A collection of dark short stories about outsiders living in rural Illinois, focusing on poverty, self-destructiveness, militarism, otherness, and queerness.
This fiery collection of fiction does justice to growing up during the hunt for Osama bin Laden. Woods’ latest startles and sings. The eight stories vary in tone and in clip but will not soon be forgotten ... Woods’ writing is deep and dynamic. Her characters are complex and never sink into the ease of generalizations. She spares no experience in her representation of modern America; it is a rare work of literary fiction that fully showcases the rich and diverse American populace. The stories establish instant, distinct voices, much like Roxane Gay’s recent Difficult Women, and fans of Miranda July’s fiction will relish the wily creativity of Woods’ plots. This book is tight, intelligent, and important, and sure to secure Woods a seat in the pantheon of critical twenty-first-century voices.
...[a] stunning collection ... Many of the book’s characters are queer, but the stories are never ‘only’ about their queerness. It’s an integral part of their identities, and a complicated one, often making them outsiders in the place they’re from, but also propelling them to get out. Sometimes, that escape becomes a strange sort of privilege when they return. Yet for all these stories’ similarities, one never has the feeling that plagues some story collections, of reading the same basic idea over and over. Woods is a gifted storyteller, and each piece follows its own unique twists and unpredictable turns. She has an eye for haunting details that give each narrative the texture of a fully-realized world ... Told with and wit and gravitas, Chavisa Woods’s Things to Do When You’re Goth in the Country provides humane snapshots of outsider communities often overlooked in contemporary fiction.

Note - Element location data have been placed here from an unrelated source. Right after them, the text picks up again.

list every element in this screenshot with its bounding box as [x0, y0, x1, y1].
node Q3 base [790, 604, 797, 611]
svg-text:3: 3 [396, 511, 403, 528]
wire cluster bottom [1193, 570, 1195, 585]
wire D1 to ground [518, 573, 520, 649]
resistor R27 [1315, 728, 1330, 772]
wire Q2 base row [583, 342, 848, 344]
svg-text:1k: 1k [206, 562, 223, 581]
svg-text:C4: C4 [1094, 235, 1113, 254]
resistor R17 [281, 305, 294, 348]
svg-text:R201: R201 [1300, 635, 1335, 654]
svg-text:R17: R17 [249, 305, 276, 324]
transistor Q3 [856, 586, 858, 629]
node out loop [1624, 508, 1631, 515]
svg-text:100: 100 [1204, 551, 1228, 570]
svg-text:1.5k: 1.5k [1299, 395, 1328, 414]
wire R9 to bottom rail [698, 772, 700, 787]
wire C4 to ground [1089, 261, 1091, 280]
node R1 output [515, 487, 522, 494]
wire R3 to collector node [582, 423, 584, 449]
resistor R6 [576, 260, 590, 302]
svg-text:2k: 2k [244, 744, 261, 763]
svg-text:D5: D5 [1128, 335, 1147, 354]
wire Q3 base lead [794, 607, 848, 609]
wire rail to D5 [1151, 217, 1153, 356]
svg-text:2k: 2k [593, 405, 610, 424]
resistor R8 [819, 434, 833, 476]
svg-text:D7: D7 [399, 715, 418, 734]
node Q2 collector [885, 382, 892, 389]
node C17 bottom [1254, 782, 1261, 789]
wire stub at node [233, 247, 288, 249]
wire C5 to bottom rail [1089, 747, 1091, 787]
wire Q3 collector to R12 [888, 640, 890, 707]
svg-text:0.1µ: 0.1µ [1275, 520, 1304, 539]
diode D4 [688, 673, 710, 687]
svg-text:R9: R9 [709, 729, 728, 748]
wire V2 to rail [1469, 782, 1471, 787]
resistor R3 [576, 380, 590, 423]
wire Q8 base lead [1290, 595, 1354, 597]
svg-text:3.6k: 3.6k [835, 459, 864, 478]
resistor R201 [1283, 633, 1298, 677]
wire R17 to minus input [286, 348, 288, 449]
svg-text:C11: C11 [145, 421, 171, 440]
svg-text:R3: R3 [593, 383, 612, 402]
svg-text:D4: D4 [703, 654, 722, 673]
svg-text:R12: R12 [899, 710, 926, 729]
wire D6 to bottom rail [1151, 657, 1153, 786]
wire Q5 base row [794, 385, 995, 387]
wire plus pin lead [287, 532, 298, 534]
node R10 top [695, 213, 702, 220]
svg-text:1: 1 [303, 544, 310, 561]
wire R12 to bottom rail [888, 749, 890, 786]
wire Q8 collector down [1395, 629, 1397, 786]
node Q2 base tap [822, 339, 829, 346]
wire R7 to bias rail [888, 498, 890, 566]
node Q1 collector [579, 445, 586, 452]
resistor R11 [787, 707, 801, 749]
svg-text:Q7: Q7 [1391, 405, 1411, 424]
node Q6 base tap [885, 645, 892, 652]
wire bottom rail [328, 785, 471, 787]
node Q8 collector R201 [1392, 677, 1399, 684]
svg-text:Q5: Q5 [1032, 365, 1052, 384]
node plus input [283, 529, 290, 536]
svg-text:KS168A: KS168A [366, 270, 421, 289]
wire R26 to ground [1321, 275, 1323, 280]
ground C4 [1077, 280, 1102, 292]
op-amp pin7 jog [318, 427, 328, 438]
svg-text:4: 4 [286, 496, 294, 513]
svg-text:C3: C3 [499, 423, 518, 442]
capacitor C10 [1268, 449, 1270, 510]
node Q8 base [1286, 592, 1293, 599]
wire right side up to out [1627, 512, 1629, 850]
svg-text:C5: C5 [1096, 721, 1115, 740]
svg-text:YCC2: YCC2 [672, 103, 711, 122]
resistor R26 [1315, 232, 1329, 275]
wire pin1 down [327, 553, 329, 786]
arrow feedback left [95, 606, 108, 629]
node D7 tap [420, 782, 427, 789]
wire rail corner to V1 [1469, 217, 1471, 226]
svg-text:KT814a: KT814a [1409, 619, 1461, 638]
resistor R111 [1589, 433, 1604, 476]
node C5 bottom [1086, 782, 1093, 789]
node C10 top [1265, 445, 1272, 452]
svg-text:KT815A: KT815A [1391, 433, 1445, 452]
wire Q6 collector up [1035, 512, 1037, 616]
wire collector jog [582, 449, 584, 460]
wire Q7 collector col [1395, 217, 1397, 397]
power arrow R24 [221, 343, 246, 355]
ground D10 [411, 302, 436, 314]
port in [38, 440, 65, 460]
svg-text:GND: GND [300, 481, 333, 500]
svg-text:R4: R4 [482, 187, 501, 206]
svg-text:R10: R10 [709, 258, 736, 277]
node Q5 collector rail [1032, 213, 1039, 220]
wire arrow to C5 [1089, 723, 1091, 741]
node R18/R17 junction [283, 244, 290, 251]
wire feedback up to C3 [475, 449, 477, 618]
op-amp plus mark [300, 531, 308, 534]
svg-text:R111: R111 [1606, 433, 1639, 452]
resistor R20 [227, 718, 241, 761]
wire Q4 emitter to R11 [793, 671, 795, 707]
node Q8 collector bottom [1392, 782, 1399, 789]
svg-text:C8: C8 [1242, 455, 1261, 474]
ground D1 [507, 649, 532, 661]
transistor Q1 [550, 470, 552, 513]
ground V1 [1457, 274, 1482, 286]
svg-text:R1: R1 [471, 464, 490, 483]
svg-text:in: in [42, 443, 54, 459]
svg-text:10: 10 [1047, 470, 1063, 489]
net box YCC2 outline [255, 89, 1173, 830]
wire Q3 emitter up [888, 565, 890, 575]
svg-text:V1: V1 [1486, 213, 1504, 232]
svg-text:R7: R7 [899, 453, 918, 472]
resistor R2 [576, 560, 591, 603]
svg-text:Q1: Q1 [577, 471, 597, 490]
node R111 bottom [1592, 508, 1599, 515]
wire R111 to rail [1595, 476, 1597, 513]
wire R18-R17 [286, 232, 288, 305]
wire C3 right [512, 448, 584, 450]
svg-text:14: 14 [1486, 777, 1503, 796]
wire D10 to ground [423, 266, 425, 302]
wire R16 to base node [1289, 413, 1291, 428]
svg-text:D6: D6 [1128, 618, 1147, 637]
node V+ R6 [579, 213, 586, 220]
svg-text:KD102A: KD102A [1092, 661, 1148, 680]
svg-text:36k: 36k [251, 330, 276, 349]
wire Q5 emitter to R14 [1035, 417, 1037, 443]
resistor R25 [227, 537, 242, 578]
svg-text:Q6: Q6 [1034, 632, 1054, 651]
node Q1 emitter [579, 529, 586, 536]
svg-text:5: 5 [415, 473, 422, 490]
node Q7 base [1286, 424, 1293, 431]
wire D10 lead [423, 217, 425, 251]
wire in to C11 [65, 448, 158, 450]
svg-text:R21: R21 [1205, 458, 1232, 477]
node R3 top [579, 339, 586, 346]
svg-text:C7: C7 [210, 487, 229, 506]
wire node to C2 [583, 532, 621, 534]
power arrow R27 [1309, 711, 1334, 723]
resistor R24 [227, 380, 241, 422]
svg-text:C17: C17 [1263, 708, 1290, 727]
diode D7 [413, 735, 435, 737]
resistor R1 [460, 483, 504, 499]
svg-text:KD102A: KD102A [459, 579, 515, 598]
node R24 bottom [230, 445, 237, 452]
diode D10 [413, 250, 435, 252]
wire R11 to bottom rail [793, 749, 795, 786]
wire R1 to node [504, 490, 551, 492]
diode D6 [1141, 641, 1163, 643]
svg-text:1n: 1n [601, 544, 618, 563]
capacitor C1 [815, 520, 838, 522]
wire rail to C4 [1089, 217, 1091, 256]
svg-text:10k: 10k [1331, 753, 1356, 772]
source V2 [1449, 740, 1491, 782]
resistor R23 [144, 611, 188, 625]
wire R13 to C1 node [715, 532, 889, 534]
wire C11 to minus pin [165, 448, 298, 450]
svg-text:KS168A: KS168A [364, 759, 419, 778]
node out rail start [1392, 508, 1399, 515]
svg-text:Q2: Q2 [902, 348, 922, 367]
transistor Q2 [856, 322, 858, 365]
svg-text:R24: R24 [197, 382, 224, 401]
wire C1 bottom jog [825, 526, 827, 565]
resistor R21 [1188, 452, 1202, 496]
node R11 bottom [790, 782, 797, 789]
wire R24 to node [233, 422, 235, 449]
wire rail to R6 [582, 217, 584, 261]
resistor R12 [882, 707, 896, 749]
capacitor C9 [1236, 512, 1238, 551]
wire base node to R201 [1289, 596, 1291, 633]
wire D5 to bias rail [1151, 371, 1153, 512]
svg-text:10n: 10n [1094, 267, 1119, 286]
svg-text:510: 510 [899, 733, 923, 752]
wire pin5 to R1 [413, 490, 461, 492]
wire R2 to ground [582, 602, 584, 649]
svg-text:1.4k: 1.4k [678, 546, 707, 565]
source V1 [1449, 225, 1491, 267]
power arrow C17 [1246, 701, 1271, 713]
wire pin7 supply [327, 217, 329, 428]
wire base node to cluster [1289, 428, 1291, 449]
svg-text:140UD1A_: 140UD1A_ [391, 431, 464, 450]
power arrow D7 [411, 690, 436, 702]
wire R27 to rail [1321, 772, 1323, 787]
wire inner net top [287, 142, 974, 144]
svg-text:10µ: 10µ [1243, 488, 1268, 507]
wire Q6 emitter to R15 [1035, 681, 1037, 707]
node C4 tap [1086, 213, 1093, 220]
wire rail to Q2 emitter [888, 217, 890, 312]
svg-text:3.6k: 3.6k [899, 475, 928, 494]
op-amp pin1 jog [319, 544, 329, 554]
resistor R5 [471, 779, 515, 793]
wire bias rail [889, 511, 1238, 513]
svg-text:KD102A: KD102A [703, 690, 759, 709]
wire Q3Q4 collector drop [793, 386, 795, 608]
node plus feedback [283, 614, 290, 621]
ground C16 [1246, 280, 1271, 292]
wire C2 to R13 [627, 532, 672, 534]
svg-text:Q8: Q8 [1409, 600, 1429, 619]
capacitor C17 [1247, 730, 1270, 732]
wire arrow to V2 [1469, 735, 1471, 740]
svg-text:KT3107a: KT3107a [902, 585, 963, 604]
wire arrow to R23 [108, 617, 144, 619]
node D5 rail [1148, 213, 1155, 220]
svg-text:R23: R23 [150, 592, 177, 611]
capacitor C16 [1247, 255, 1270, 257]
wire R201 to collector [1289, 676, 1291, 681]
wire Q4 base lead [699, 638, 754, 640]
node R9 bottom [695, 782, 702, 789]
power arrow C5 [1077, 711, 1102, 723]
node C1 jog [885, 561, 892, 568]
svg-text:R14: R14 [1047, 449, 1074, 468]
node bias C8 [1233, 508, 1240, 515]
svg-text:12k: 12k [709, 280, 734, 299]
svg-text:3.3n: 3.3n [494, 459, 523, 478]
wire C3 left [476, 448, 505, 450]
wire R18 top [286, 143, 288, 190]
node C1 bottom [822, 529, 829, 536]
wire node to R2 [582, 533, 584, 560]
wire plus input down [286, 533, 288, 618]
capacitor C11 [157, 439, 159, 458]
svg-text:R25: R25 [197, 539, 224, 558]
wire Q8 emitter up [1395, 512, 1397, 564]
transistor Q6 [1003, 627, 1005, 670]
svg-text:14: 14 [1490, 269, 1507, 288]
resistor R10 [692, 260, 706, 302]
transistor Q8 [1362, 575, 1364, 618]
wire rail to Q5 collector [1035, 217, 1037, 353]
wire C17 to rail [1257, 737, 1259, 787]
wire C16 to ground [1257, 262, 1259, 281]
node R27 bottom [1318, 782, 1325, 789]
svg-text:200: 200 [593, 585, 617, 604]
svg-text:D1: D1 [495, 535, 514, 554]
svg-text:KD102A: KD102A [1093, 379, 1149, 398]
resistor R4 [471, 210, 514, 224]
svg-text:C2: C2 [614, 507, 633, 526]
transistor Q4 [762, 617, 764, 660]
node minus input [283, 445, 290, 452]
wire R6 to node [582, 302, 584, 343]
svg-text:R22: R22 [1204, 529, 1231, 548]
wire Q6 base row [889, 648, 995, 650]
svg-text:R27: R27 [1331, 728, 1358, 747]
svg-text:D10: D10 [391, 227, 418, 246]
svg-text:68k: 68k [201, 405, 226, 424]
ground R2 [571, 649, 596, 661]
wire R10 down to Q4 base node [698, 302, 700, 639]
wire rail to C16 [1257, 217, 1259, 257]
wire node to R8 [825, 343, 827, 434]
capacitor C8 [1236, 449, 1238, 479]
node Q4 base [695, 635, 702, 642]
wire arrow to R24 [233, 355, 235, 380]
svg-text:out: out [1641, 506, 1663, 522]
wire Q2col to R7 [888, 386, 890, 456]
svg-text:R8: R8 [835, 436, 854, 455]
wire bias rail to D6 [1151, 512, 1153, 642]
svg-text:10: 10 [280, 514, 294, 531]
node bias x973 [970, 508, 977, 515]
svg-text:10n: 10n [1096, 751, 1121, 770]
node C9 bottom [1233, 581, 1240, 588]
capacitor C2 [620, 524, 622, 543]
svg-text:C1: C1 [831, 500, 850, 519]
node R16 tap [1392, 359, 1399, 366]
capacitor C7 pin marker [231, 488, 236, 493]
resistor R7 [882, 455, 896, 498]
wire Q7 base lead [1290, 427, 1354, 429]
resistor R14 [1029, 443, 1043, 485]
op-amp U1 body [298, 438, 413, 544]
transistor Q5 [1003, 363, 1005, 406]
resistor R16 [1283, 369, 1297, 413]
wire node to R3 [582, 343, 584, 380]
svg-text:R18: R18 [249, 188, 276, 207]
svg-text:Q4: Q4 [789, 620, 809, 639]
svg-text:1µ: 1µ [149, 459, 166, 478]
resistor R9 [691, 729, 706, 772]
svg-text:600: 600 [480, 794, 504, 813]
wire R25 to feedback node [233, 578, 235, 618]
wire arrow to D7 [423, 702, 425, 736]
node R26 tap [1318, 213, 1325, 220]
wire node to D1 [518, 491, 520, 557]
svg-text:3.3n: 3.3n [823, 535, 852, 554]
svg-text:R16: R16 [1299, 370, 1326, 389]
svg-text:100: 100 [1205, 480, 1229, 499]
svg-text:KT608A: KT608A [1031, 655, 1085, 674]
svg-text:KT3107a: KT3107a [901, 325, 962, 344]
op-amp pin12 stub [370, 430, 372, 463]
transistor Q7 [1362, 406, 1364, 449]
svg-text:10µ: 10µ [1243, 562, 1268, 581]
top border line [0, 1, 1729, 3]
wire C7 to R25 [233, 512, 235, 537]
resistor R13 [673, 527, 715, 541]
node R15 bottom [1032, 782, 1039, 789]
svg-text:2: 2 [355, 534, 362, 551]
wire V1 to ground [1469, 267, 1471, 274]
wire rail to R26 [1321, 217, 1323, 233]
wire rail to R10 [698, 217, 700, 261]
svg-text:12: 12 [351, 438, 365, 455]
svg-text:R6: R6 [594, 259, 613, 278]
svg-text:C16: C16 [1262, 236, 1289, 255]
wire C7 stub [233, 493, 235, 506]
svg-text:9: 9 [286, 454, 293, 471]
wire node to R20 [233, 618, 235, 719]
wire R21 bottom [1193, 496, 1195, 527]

In the tradition of Shirley Jackson, William Faulkner, and Flannery O’Connor, Woods’s third full-length work, Things to Do When You’re Goth in the Country, explores the haunted terrain of the American psyche through grotesque depictions of characters and setting. These stories invoke an atmospheric malevolence that pushes characters to the brink of madness, violence, and transgression. But unlike Jackson’s haunted house or O’Connor’s secular characters, Woods’s subjects are not basically corrupt. Woods embraces the complex humanity of her characters even as she explores the tragedy of enculturation, identifying forces that divide us. Think of her as a literary exorcist, calling out certain entities that possess rural America: isolation, working-class poverty, drugs, incarceration, military dogma, and evangelical religion.